Introduction
Durant la dernière semaine de la Convention, Edmund Randolph se sentait clairement mal à l’aise face à la version finale de la Constitution qui émergeait du rapport du Comité de style. Il demanda une seconde convention et cela devint un thème persistant des antifédéralistes de Virginie et de New York qui voulaient revenir à la structure des articles de la Confédération. D’un autre côté, George Mason, auteur de la Déclaration des droits de la Virginie, exprima son souhait que « le plan soit préfacé par une Déclaration des droits donnerait une grande tranquillité au peuple » et serait facile à préparer étant donné la présence des déclarations des États. Sa motion, soutenue uniquement par Elbridge Gerry, a été jugée inutile.

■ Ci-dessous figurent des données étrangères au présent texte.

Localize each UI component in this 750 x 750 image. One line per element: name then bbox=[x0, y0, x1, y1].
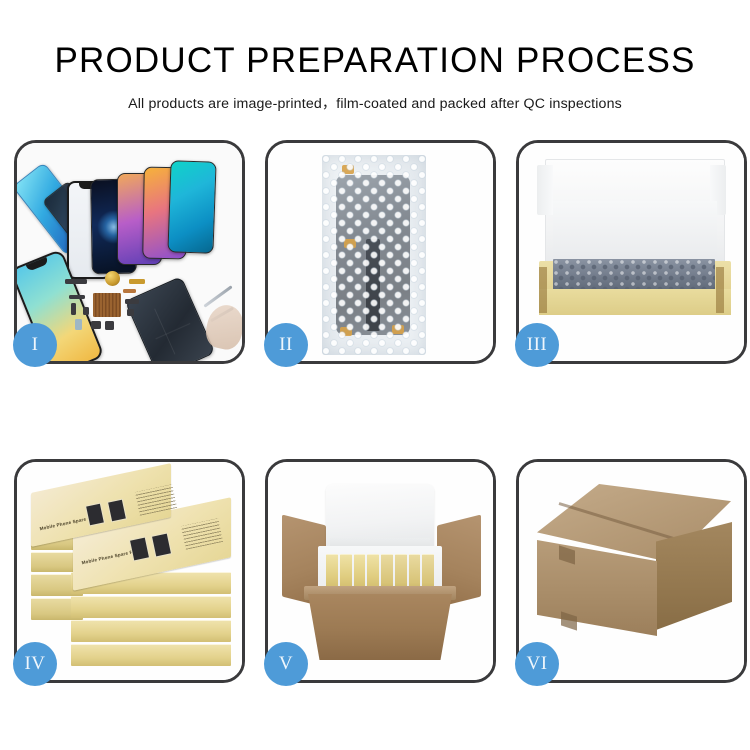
process-step-panel-4[interactable]: Mobile Phone Spare Parts Mobile Phone Sp… bbox=[14, 459, 245, 683]
bubble-wrap-scene bbox=[268, 143, 493, 361]
foam-backing-icon bbox=[553, 201, 717, 263]
process-step-grid: I II bbox=[14, 140, 736, 683]
step-badge-3: III bbox=[515, 323, 559, 367]
step-5-image bbox=[268, 462, 493, 680]
step-badge-4: IV bbox=[13, 642, 57, 686]
lid-flap-left-icon bbox=[537, 165, 553, 215]
step-3-image bbox=[519, 143, 744, 361]
bubble-texture bbox=[322, 155, 426, 355]
process-step-panel-1[interactable]: I bbox=[14, 140, 245, 364]
vibrator-icon bbox=[127, 309, 134, 316]
logic-board-icon bbox=[93, 293, 121, 317]
carton-body-icon bbox=[308, 594, 452, 660]
phone-parts-scene bbox=[17, 143, 242, 361]
phone-display-teal-icon bbox=[167, 160, 216, 254]
cable-icon-1 bbox=[69, 295, 85, 299]
step-badge-5: V bbox=[264, 642, 308, 686]
step-badge-6: VI bbox=[515, 642, 559, 686]
camera-module-icon bbox=[83, 307, 89, 315]
battery-connector-icon bbox=[65, 279, 87, 284]
step-4-image: Mobile Phone Spare Parts Mobile Phone Sp… bbox=[17, 462, 242, 680]
sealed-carton-scene bbox=[519, 462, 744, 680]
step-badge-1: I bbox=[13, 323, 57, 367]
cable-icon-2 bbox=[71, 303, 76, 315]
grey-foam-filling-icon bbox=[553, 259, 715, 291]
button-set-icon bbox=[105, 321, 114, 330]
process-step-panel-3[interactable]: III bbox=[516, 140, 747, 364]
step-1-image bbox=[17, 143, 242, 361]
bubble-bag-icon bbox=[322, 155, 426, 355]
box-stack: Mobile Phone Spare Parts Mobile Phone Sp… bbox=[25, 478, 241, 673]
process-step-panel-6[interactable]: VI bbox=[516, 459, 747, 683]
step-6-image bbox=[519, 462, 744, 680]
cable-icon-3 bbox=[125, 299, 139, 304]
tray-front-face bbox=[539, 289, 731, 315]
copper-flex-icon bbox=[123, 289, 136, 293]
tray-edge-left bbox=[539, 267, 547, 313]
sim-tray-icon bbox=[75, 319, 82, 330]
product-preparation-infographic: PRODUCT PREPARATION PROCESS All products… bbox=[0, 0, 750, 750]
speaker-mesh-icon bbox=[91, 321, 101, 329]
gold-flex-icon bbox=[129, 279, 145, 284]
page-subtitle: All products are image-printed，film-coat… bbox=[0, 93, 750, 113]
tray-edge-right bbox=[716, 267, 724, 313]
process-step-panel-2[interactable]: II bbox=[265, 140, 496, 364]
stacked-boxes-scene: Mobile Phone Spare Parts Mobile Phone Sp… bbox=[17, 462, 242, 680]
inner-box-scene bbox=[519, 143, 744, 361]
page-title: PRODUCT PREPARATION PROCESS bbox=[0, 42, 750, 81]
phone-backplate-icon bbox=[125, 276, 216, 361]
step-2-image bbox=[268, 143, 493, 361]
carton-packing-scene bbox=[268, 462, 493, 680]
process-step-panel-5[interactable]: V bbox=[265, 459, 496, 683]
speaker-module-icon bbox=[105, 271, 120, 286]
header: PRODUCT PREPARATION PROCESS All products… bbox=[0, 42, 750, 113]
step-badge-2: II bbox=[264, 323, 308, 367]
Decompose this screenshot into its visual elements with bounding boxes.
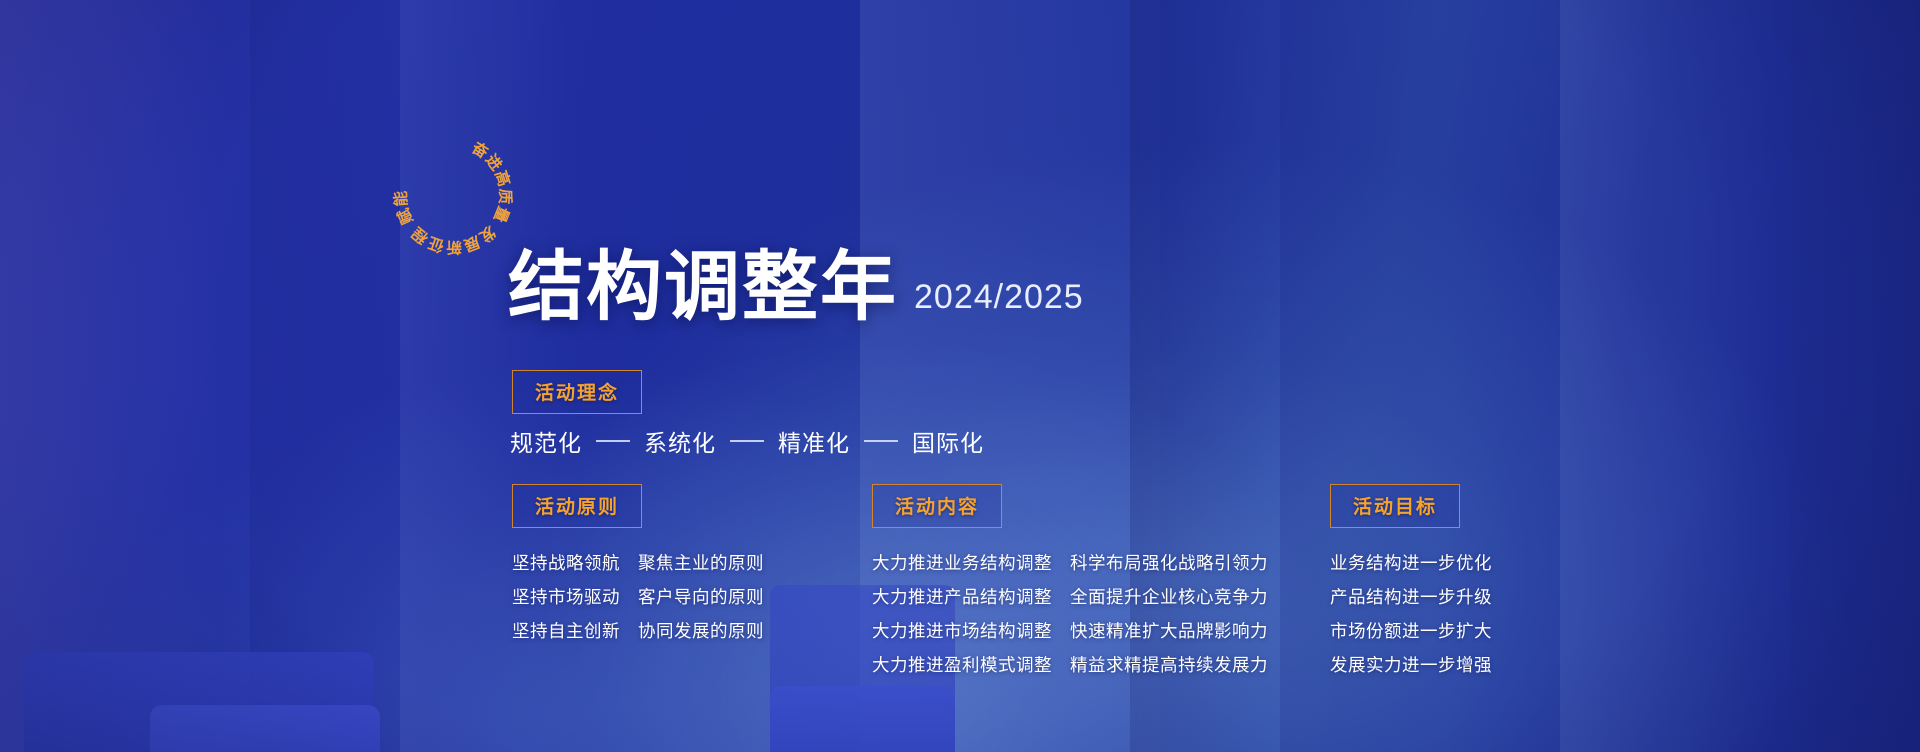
principles-lines: 坚持战略领航 聚焦主业的原则 坚持市场驱动 客户导向的原则 坚持自主创新 协同发… — [512, 550, 764, 643]
page-title: 结构调整年 — [508, 250, 898, 326]
list-item-segment: 业务结构进一步优化 — [1330, 550, 1492, 575]
list-item-segment: 产品结构进一步升级 — [1330, 584, 1492, 609]
contents-badge-wrap: 活动内容 — [872, 484, 1268, 528]
year-label: 2024/2025 — [914, 278, 1084, 326]
list-item-segment: 全面提升企业核心竞争力 — [1070, 584, 1268, 609]
poster-content: 奋进高质量 发展新征程 赋能 创新转型 增动能 结构调整年 2024/2025 … — [0, 0, 1920, 752]
chain-dash-icon — [864, 440, 898, 442]
list-item: 坚持战略领航 聚焦主业的原则 — [512, 550, 764, 575]
column-goals: 活动目标 业务结构进一步优化 产品结构进一步升级 市场份额进一步扩大 发展实力进… — [1330, 484, 1492, 677]
list-item-segment: 大力推进业务结构调整 — [872, 550, 1052, 575]
list-item-segment: 发展实力进一步增强 — [1330, 652, 1492, 677]
concept-chain-item: 系统化 — [644, 424, 716, 458]
ring-slogan-textpath: 奋进高质量 发展新征程 赋能 创新转型 增动能 — [389, 125, 516, 257]
list-item-segment: 科学布局强化战略引领力 — [1070, 550, 1268, 575]
list-item: 发展实力进一步增强 — [1330, 652, 1492, 677]
concept-chain-item: 国际化 — [912, 424, 984, 458]
list-item: 大力推进市场结构调整 快速精准扩大品牌影响力 — [872, 618, 1268, 643]
list-item: 坚持市场驱动 客户导向的原则 — [512, 584, 764, 609]
list-item-segment: 市场份额进一步扩大 — [1330, 618, 1492, 643]
column-contents: 活动内容 大力推进业务结构调整 科学布局强化战略引领力 大力推进产品结构调整 全… — [872, 484, 1268, 677]
list-item-segment: 大力推进市场结构调整 — [872, 618, 1052, 643]
contents-lines: 大力推进业务结构调整 科学布局强化战略引领力 大力推进产品结构调整 全面提升企业… — [872, 550, 1268, 677]
list-item-segment: 协同发展的原则 — [638, 618, 764, 643]
list-item: 大力推进产品结构调整 全面提升企业核心竞争力 — [872, 584, 1268, 609]
chain-dash-icon — [730, 440, 764, 442]
principles-badge-label: 活动原则 — [535, 492, 619, 519]
goals-lines: 业务结构进一步优化 产品结构进一步升级 市场份额进一步扩大 发展实力进一步增强 — [1330, 550, 1492, 677]
contents-badge-label: 活动内容 — [895, 492, 979, 519]
goals-badge-label: 活动目标 — [1353, 492, 1437, 519]
chain-dash-icon — [596, 440, 630, 442]
list-item: 坚持自主创新 协同发展的原则 — [512, 618, 764, 643]
title-row: 结构调整年 2024/2025 — [508, 250, 1084, 326]
concept-chain-item: 精准化 — [778, 424, 850, 458]
concept-chain-item: 规范化 — [510, 424, 582, 458]
concept-badge: 活动理念 — [512, 370, 642, 414]
goals-badge: 活动目标 — [1330, 484, 1460, 528]
contents-badge: 活动内容 — [872, 484, 1002, 528]
list-item-segment: 坚持战略领航 — [512, 550, 620, 575]
list-item-segment: 精益求精提高持续发展力 — [1070, 652, 1268, 677]
principles-badge-wrap: 活动原则 — [512, 484, 764, 528]
list-item-segment: 快速精准扩大品牌影响力 — [1070, 618, 1268, 643]
list-item: 大力推进盈利模式调整 精益求精提高持续发展力 — [872, 652, 1268, 677]
list-item-segment: 坚持自主创新 — [512, 618, 620, 643]
list-item-segment: 坚持市场驱动 — [512, 584, 620, 609]
concept-chain: 规范化 系统化 精准化 国际化 — [510, 424, 984, 458]
list-item-segment: 大力推进盈利模式调整 — [872, 652, 1052, 677]
list-item: 业务结构进一步优化 — [1330, 550, 1492, 575]
list-item-segment: 聚焦主业的原则 — [638, 550, 764, 575]
list-item: 产品结构进一步升级 — [1330, 584, 1492, 609]
list-item-segment: 客户导向的原则 — [638, 584, 764, 609]
ring-slogan-text: 奋进高质量 发展新征程 赋能 创新转型 增动能 — [389, 125, 516, 257]
column-principles: 活动原则 坚持战略领航 聚焦主业的原则 坚持市场驱动 客户导向的原则 坚持自主创… — [512, 484, 764, 643]
list-item-segment: 大力推进产品结构调整 — [872, 584, 1052, 609]
principles-badge: 活动原则 — [512, 484, 642, 528]
goals-badge-wrap: 活动目标 — [1330, 484, 1492, 528]
list-item: 市场份额进一步扩大 — [1330, 618, 1492, 643]
concept-badge-label: 活动理念 — [535, 378, 619, 405]
list-item: 大力推进业务结构调整 科学布局强化战略引领力 — [872, 550, 1268, 575]
circular-slogan-ring: 奋进高质量 发展新征程 赋能 创新转型 增动能 — [398, 140, 508, 250]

Apparemment, Mason a quitté Philadelphie très contrarié par ce qui s’était passé. Écrivant à Jefferson le 24 octobre 1787, Madison note que « le colonel Mason a quitté Philadelphie de très mauvaise humeur en effet. Un certain nombre de petites circonstances découlant en partie de l’impatience qui régnait vers la fin des affaires, ont conspiré pour aiguiser son acrimonie. Il est retourné en Virginie avec la ferme intention d’empêcher l’adoption du plan si possible. Il considère l’absence d’une déclaration des droits comme une objection fatale. » Madison conclut : « Sa conduite a suscité une grande indignation chez le comte de Fairfax, et particulièrement dans la ville d’Alexandrie. Il est déjà chargé de promouvoir dans l’Assemblée la convocation d’une Convention, et sera probablement soit non député à la Convention, soit lié par ses instructions expresses. »

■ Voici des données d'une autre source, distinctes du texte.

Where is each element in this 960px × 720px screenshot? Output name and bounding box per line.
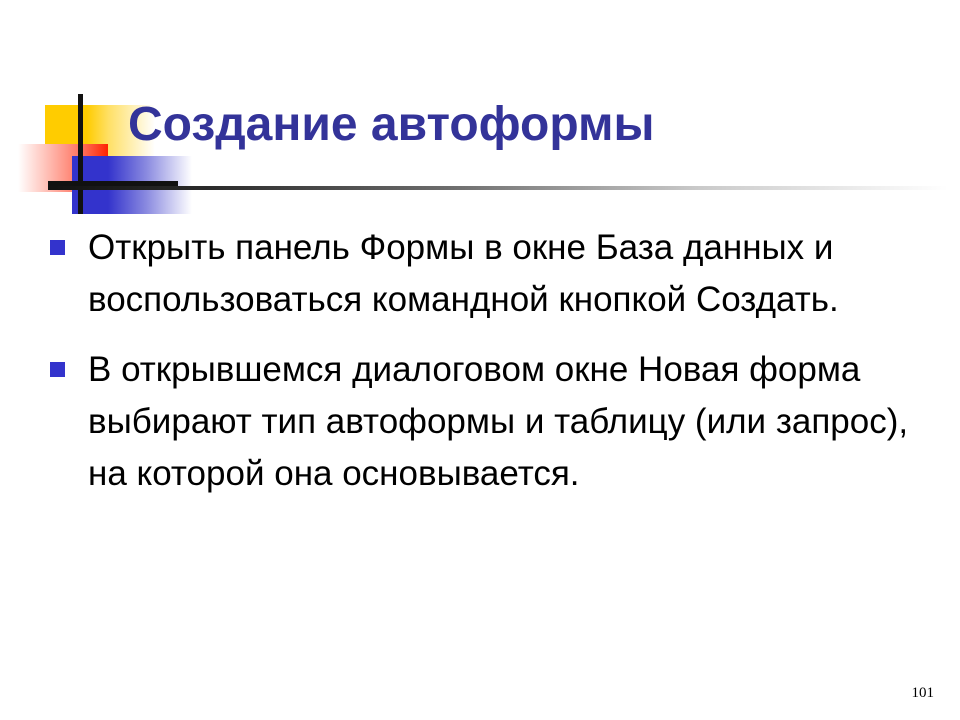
list-item-text: В открывшемся диалоговом окне Новая форм… bbox=[88, 344, 924, 500]
slide-canvas: Создание автоформы Открыть панель Формы … bbox=[0, 0, 960, 720]
page-number: 101 bbox=[912, 685, 935, 702]
slide-title: Создание автоформы bbox=[128, 98, 928, 152]
square-bullet-icon bbox=[50, 362, 65, 377]
slide-body: Открыть панель Формы в окне База данных … bbox=[44, 222, 924, 518]
vertical-line-icon bbox=[78, 94, 83, 214]
list-item-text: Открыть панель Формы в окне База данных … bbox=[88, 222, 924, 326]
list-item: Открыть панель Формы в окне База данных … bbox=[44, 222, 924, 326]
square-bullet-icon bbox=[50, 240, 65, 255]
list-item: В открывшемся диалоговом окне Новая форм… bbox=[44, 344, 924, 500]
title-divider bbox=[48, 186, 948, 190]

À l’été 1787, à l’exception de l’omission par la Convention constitutionnelle, il y avait un émergent « sens délibéré de la communauté » qu’une déclaration des droits soit préface ou soit insérée dans les documents constitutionnels. Et que les Américains, comme Jefferson l’a fait remarquer dans les remarquables échanges avec Madison, s’étaient habitués à une déclaration des droits et que c’était une chose à laquelle devaient s’attendre tous les amoureux du gouvernement libre. Et, quelle que soit la qualité du travail de la Constitution, il était toujours nécessaire de rendre l’union plus parfaite.

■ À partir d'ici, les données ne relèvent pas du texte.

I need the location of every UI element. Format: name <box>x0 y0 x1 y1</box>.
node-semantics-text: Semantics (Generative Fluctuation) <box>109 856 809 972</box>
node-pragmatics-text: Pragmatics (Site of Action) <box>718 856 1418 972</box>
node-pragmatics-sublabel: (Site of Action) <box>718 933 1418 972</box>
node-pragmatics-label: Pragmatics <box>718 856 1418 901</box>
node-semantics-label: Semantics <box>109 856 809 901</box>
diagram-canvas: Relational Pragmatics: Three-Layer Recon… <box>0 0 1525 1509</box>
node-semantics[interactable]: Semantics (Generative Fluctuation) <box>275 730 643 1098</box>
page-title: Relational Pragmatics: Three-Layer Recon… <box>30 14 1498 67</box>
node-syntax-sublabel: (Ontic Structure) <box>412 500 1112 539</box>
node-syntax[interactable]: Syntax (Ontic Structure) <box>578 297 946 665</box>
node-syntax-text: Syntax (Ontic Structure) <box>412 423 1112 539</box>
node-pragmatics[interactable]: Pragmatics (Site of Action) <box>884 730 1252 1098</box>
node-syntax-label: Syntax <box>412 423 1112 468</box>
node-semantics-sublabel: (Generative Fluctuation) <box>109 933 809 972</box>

Les opposants à la ratification de la Constitution soutenaient que l’absence d’une déclaration des droits démontrait que les droits n’étaient pas assurés sous la Constitution proposée. Ils considéraient que les arguments des partisans étaient au mieux ingénieux : comment la Constitution pouvait-elle être une déclaration des droits (un argument proposé par James Wilson et Alexander Hamilton), tout en incluant certains droits, (Hamilton a pointé du doigt l’article I, section 9) et ensuite ignorer des droits fondamentaux comme la liberté de religion, la liberté de la presse et le jugement par jury ? Comment peut-on accorder au Congrès le pouvoir de gouverner (article I, section 8) et la suprématie constitutionnelle sur les lois des États (article VI) tout en soutenant que la Constitution est un document dans lequel, selon Wilson, dans son discours à la State House, « tout ce qui n’est pas donné est réservé » ? C’est ce que soutenait l’antifédéraliste Brutus. Et c’est aussi ce qu’a soutenu la minorité de Pennsylvanie lors de la convention de ratification de Pennsylvanie.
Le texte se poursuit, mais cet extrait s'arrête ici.